Customer may not upload any content or use the services and/or products in a manner that Altisource believes:

  1. violates any local, state, national, foreign, or international statute, regulation, rule, order, treaty, or other law;
  2. is abusive, deceptive, pornographic, obscene, defamatory, slanderous, offensive, or otherwise inappropriate;
  3. violates or otherwise encroaches on the rights of others, including, but not limited to, infringing or misappropriating any intellectual property or proprietary rights of third parties;
  4. advocates or induces illegal or inappropriate activity;
  5. impersonates any person or entity or otherwise misrepresents Customer’s affiliation with a person or entity;
  6. modifies, alters, tampers with, repairs, or otherwise creates derivative works of any software included in the services and/or products;
  7. reverse engineers, disassembles, or decompiles the services and/or products or the software included in the services and/or products;
  8. accesses or uses the services and/or products in a way intended to avoid incurring fees or exceeding usage limits or quotas;
  9. interferes with or disrupts the services and/or products (or Altisource’s ability to provide services and/or products to others) or the servers or networks connected to the services and/or products;
  10. uses any unauthorized high volume automated means (including robots, spiders, scripts or similar data gathering or extraction methods) to access the services and/or products or networks connected to the services and/or products;
  11. involves uploading content that contains viruses, worms, corrupt files, trojan horses, or other forms of corruptive code, or any other content that may compromise, impair or destabilize the services and/or products;
  12. involves the distribution, publication, or facilitation of unsolicited e-mailings, promotions, advertising, or solicitations.

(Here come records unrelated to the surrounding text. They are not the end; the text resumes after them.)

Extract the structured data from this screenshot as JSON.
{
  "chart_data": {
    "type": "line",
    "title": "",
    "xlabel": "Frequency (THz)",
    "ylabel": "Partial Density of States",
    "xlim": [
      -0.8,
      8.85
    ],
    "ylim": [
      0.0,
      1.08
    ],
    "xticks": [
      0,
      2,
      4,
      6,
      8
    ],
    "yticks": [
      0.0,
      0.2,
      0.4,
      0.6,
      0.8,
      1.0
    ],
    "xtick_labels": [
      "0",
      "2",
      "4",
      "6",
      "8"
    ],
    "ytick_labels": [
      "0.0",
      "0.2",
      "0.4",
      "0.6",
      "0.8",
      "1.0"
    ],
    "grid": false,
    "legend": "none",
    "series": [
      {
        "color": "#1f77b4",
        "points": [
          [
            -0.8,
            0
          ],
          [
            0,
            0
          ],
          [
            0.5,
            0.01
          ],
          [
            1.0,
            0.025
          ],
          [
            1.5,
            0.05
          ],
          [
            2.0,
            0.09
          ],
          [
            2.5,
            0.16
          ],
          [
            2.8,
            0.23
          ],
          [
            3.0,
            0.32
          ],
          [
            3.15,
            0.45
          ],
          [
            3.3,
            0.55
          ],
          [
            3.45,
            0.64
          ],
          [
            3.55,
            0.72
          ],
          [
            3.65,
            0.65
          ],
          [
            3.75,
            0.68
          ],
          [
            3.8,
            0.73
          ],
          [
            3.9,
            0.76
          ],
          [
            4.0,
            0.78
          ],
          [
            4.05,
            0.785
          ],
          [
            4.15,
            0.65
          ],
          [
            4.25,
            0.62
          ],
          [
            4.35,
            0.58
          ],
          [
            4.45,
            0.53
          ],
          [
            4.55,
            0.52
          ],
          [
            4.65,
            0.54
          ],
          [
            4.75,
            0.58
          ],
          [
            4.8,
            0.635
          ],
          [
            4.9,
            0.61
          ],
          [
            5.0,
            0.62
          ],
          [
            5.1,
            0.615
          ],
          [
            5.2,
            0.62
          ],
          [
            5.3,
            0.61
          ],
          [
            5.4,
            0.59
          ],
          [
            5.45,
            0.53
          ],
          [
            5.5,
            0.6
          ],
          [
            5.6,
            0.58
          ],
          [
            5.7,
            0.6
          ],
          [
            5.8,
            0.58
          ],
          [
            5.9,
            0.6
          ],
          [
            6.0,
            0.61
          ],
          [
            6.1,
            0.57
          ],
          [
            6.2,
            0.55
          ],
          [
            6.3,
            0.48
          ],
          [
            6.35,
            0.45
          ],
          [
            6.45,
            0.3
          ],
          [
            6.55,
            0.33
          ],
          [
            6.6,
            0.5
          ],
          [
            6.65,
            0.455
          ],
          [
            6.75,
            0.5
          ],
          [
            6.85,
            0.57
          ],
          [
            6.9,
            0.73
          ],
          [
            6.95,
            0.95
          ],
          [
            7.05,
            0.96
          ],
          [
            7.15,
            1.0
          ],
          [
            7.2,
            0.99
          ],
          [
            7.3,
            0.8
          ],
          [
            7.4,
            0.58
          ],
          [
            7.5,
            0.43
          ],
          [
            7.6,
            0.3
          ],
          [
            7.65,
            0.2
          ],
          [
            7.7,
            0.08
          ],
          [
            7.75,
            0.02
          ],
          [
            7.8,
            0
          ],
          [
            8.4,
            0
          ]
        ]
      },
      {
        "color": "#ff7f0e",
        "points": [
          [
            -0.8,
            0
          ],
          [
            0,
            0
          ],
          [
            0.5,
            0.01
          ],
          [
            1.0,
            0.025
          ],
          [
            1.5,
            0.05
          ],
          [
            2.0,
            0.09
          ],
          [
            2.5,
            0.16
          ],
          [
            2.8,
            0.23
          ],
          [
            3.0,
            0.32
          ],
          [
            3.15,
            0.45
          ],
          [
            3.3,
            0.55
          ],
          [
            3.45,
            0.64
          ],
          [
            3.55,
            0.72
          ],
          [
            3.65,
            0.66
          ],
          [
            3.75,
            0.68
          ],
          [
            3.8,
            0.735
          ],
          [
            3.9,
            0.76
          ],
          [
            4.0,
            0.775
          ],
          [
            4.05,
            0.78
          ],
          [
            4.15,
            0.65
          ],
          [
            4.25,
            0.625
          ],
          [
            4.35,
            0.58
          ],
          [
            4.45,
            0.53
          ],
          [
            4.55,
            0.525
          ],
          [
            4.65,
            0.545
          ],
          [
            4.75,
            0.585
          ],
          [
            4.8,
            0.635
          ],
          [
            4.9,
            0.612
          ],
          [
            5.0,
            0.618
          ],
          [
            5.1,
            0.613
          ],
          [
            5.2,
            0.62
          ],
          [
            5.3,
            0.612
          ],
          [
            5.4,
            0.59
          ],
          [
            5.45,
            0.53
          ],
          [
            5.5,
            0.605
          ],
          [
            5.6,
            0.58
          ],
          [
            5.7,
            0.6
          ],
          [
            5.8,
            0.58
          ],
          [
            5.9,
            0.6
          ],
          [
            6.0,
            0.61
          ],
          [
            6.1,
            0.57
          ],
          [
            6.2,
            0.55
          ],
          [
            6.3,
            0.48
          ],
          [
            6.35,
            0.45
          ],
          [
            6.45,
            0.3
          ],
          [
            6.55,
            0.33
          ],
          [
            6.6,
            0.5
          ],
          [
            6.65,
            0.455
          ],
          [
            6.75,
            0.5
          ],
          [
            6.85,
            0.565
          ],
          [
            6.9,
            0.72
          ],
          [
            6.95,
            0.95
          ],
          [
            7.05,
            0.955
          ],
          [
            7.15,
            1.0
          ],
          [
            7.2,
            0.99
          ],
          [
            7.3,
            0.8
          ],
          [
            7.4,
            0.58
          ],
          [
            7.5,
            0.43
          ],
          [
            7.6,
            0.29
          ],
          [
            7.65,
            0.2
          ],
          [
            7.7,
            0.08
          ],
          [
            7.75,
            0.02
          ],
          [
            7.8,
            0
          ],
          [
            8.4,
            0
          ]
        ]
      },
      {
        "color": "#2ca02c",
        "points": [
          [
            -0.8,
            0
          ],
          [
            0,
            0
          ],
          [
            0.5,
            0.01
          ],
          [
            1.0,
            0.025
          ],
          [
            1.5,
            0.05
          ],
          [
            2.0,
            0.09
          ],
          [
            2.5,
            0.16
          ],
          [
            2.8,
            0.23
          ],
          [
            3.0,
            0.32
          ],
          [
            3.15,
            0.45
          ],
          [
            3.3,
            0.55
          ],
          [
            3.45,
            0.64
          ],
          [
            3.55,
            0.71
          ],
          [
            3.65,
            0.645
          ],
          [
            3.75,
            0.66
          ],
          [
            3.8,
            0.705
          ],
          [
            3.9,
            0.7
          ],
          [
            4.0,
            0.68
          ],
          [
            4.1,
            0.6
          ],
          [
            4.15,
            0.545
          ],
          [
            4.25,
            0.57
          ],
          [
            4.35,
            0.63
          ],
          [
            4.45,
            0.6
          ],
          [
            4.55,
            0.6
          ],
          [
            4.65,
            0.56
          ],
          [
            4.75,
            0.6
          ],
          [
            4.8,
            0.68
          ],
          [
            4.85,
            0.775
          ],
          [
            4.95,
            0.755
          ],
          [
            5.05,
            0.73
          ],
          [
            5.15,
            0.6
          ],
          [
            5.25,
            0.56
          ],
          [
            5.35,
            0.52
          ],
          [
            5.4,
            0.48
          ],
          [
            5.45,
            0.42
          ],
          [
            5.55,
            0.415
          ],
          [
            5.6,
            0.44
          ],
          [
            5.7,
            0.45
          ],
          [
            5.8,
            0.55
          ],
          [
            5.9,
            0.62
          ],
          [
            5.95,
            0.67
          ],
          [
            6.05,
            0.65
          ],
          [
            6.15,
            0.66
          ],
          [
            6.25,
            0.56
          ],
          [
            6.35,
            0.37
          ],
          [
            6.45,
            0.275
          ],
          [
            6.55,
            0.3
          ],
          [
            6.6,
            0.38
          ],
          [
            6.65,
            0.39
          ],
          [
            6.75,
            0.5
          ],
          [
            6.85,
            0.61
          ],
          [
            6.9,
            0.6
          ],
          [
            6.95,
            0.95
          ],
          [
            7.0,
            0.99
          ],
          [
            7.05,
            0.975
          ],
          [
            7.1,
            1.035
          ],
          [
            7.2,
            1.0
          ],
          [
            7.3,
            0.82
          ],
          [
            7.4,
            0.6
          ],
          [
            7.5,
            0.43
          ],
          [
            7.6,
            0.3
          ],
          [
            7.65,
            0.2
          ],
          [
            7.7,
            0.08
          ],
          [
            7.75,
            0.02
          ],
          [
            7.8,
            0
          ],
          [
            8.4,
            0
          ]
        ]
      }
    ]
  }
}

While not obligated to monitor or investigate, Altisource – in addition to any other rights it may have under the applicable agreements- may:

  1. Investigate breaches of this Use Policy or misuse of the services and/or products by Customer, any users or any third party;
  2. Investigate and help prevent security threats, fraud, or other illegal, malicious, or inappropriate activity;
  3. Suspend or terminate, in whole or in part, the provision of services and/or products to Customer for uses or practices that violate this Use Policy or the applicable agreements between the parties;
  4. Report any activity that Altisource believes violates any law or regulation to appropriate law enforcement authorities, regulators, or other third parties.